We are shalom makers
The Bible provides great instruction on how we should live and what we should think. Frequently we thumb through its pages in search of guidance, wisdom, and instruction. But beyond telling us how to operate, the Bible (even more importantly) tells us who we are.
For instance, in Matthew 5:9 Jesus states, “Blessed are the peacemakers for they shall be called ‘sons of God.’” In this passage Jesus is telling His disciples “who they are.” He is not telling them to go and make peace. He is letting them know that they are peacemakers. This is their identity.
The Hebrew word for peace is “shalom.” It is a beautiful word. Essentially shalom is a “harmony and delight in all of one’s relationships.” This includes our relationships with God, other people, creation, culture, and even ourselves.
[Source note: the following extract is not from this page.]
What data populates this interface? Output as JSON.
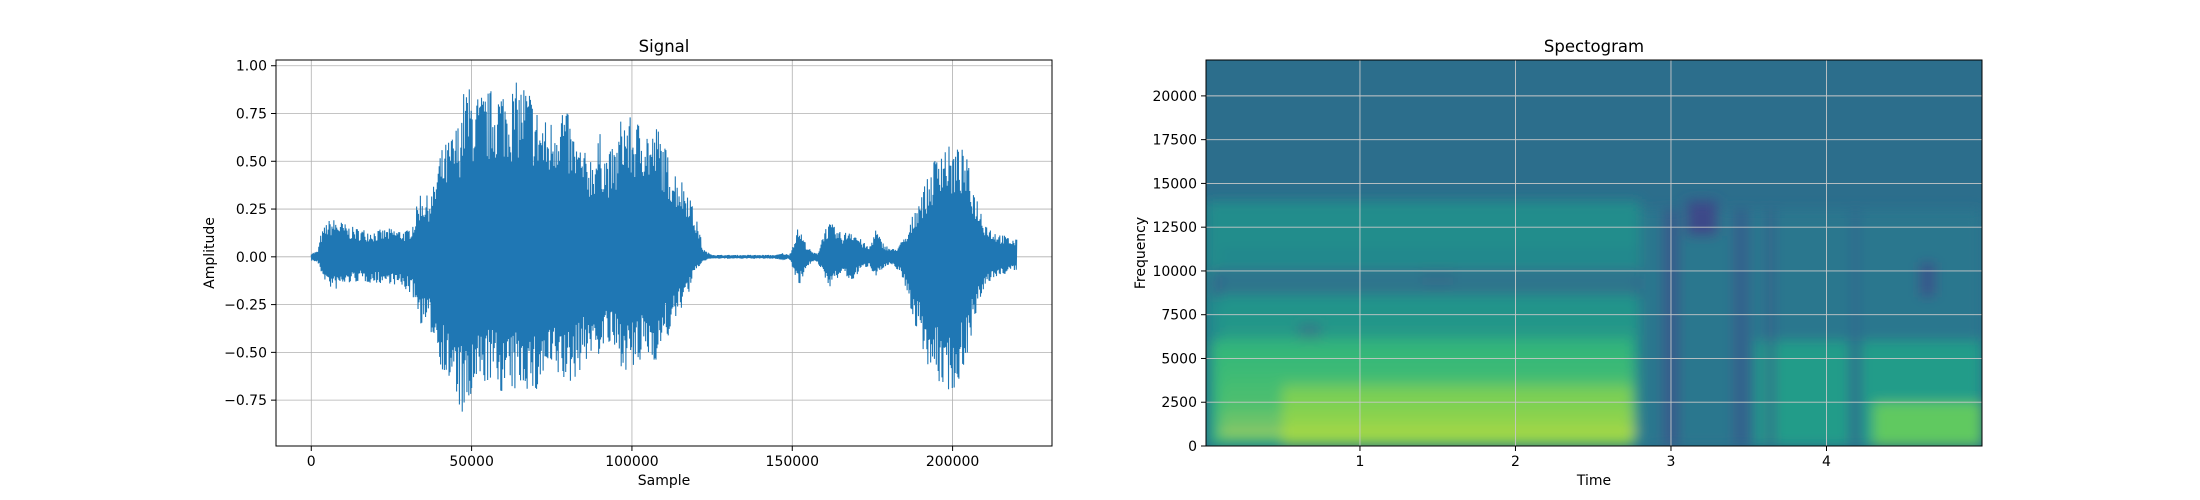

Jesus is telling us that we are “shalom makers.”
What if we spent time impressing this truth and identity upon our children? Hopefully we can teach them that once they are in Christ they are “shalom makers.” What if this identity became something that encompassed how they approached school, their friendships, their family, and even their future? What if their understanding of who they are preceded their focus on what they are supposed to be doing?
By God’s grace we must help them understand that peace can only be made in relationships and contexts where it is missing. Will they comprehend that places where peace is missing are risky, broken, and sometimes dangerous? Will they grasp that the ultimate Peacemaker, Jesus, is inviting us into His story and that He risked His very life to enter into the fragile and broken facets of our story to give us shalom?
All of us want our children to succeed at every good endeavor they pursue. But helping our children understand who they are also helps them embrace Whose they are. If our young people embrace the reality that their Designer designed them to be a particular kind of person, it helps them better understand how and why to make the choices that they will be faced with throughout life.
Some of our children will become lawyers, moguls of business, and doctors. Imagine what it would look like if they engaged those professions as “shalom makers.” Pursuing justice, sustenance, and health for those who are living without those things would look very different from pursuing self-interest. How will they produce shalom in their arenas through their very lives, their time, and their finances? An understanding of their identity will amplify and influence their choices in life in ways they could never imagine as they submit to what the Lord has built and called them to be.
As parents we must help our children understand that the Christian life is not a “choose your own adventure” opportunity. On the contrary, the Author and Finisher of our faith has chosen the adventure for us, and nothing could be more exciting!